A number of hormonal changes are occurring in the mother's blood around the time of parturition (see the figure below). Some of these hormonal changes are specifically involved in lactogenesis. From the figure, progesterone decreases starting a few days prepartum. Estrogen starts to peak prepartum, which in turn stimulates the periparturitent prolactin secretion. The periparurient prolactin peak is very important to the entire process of lactogensis, especially in initiating copius milk secretion (stage 2 of lactogenesis). Glucocorticoids also peak at parturition. And, there is a growth hormone peak associated with parturition. The content of a-lactalbumin in the mammary tissue is an indicator of lactogenesis.

Graph of hormone changes around parturition.
Adapted from Tucker (1994)

** Progesterone is the key negative regulator of lactogenesis.
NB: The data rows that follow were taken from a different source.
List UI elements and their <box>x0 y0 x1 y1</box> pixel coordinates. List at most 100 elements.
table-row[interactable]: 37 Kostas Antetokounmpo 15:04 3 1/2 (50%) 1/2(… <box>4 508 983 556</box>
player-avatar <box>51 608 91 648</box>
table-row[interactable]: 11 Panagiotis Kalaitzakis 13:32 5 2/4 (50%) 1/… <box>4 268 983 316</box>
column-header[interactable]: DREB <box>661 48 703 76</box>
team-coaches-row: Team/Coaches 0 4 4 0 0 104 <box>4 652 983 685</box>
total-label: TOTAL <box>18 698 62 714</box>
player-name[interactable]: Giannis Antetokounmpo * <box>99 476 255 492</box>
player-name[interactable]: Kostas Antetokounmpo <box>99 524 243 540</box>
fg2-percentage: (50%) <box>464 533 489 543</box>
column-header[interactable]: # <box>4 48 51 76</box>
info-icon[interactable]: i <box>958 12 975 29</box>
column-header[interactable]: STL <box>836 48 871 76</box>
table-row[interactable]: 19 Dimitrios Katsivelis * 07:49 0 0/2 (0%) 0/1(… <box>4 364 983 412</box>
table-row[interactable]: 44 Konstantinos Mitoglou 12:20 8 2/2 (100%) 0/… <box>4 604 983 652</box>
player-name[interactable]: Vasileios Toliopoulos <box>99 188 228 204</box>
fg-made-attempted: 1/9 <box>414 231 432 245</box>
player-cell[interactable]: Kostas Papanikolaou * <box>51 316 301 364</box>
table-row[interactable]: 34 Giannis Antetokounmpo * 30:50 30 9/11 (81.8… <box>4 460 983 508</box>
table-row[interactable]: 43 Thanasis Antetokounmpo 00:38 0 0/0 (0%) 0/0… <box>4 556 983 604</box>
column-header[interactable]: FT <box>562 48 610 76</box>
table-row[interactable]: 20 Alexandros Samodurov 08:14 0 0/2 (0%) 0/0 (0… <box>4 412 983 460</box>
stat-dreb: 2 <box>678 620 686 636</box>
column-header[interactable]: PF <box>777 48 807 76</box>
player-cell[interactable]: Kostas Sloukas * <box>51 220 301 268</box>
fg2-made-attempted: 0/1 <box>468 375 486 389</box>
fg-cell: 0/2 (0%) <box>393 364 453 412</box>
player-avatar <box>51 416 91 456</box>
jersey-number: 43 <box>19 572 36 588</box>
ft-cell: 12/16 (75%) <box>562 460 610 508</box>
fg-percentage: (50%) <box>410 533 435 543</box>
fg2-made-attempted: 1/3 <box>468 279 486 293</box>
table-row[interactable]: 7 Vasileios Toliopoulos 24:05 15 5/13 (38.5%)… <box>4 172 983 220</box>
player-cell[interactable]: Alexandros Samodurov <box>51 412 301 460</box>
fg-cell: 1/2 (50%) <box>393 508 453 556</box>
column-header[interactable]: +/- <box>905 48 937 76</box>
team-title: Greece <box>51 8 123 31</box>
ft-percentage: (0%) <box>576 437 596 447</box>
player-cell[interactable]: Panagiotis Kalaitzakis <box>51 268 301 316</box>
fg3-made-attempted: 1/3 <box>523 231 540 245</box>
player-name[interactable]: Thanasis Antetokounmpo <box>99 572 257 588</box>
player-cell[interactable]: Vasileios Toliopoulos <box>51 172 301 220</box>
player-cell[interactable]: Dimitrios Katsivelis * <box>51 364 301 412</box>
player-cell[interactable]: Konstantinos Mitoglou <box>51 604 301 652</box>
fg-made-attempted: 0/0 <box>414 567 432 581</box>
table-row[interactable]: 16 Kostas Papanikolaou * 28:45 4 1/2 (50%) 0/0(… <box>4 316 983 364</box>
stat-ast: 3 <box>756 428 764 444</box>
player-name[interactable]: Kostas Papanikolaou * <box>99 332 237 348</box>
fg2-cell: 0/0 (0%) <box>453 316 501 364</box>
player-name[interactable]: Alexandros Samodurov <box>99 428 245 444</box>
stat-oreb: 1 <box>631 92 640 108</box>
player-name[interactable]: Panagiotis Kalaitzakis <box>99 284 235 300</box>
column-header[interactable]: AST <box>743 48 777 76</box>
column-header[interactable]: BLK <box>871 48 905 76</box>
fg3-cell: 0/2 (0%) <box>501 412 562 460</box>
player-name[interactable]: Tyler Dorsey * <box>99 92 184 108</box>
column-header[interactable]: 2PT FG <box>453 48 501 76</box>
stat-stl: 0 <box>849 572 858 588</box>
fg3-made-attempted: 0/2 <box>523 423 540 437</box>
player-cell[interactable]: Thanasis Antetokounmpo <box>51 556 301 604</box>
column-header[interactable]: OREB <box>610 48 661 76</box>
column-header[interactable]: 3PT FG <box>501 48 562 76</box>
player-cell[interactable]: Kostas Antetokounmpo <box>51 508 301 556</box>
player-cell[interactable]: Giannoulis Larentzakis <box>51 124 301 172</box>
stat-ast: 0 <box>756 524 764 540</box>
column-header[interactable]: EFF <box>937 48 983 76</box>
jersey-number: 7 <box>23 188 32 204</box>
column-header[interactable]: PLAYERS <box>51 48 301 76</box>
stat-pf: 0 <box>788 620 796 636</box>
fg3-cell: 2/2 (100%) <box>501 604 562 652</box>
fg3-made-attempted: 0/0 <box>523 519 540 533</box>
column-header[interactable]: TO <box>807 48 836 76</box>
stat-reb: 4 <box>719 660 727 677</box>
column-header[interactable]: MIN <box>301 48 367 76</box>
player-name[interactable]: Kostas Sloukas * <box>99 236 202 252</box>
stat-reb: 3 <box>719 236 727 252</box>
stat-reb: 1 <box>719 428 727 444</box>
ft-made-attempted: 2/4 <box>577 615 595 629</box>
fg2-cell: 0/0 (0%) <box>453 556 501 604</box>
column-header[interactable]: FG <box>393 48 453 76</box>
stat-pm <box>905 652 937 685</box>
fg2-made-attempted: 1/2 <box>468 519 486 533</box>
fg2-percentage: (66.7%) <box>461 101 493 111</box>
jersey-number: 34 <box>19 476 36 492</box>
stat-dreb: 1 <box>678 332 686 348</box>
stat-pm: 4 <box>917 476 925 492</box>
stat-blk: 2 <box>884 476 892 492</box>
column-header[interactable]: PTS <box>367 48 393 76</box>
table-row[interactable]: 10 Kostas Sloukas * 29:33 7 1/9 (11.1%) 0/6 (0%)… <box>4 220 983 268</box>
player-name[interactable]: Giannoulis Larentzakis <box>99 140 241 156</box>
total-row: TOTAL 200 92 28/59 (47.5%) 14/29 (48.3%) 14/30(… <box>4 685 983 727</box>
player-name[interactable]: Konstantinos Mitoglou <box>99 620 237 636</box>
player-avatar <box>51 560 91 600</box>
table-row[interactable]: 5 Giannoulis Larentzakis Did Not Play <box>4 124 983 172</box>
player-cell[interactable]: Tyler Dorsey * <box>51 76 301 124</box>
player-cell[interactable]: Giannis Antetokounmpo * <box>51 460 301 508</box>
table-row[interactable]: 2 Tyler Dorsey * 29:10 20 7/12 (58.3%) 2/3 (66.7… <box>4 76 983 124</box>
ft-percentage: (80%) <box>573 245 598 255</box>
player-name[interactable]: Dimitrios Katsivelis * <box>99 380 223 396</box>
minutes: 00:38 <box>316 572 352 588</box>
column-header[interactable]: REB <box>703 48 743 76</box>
  • Progesterone has a negative (inhibitory) effect on lactogenesis. It may hold lactogenesis in check until just prior to parturition.
  • Progesterone suppresses normal peripartum onset of synthesis of lactose, a-lactalbumin and casein as well as PRL-induced synthesis of these constituents.
  • If progesterone concentrations in blood are reduced during the peripartum period, then the synthesis of mammary enzymes and milk proteins is increased.
  • Blood concentrations of progesterone normally decrease about 2 days prepartum.
  • Progesterone also may compete with glucocorticoid for glucocorticoid receptors in the mammary cells.
  • High progesterone concentrations during pregnancy may occupy glucocorticoid receptors until near parturition.

In vivo , progesterone probably works by a) increasing the mammary threshold to response to PRL (there are progesterone receptors in the mammary gland during pregnancy, so it can have a direct effect on the mammary cells); b) altering secretion of PRL from the pituitary; and c) having a direct effect on the mammary cells by occupying glucocorticoid receptors.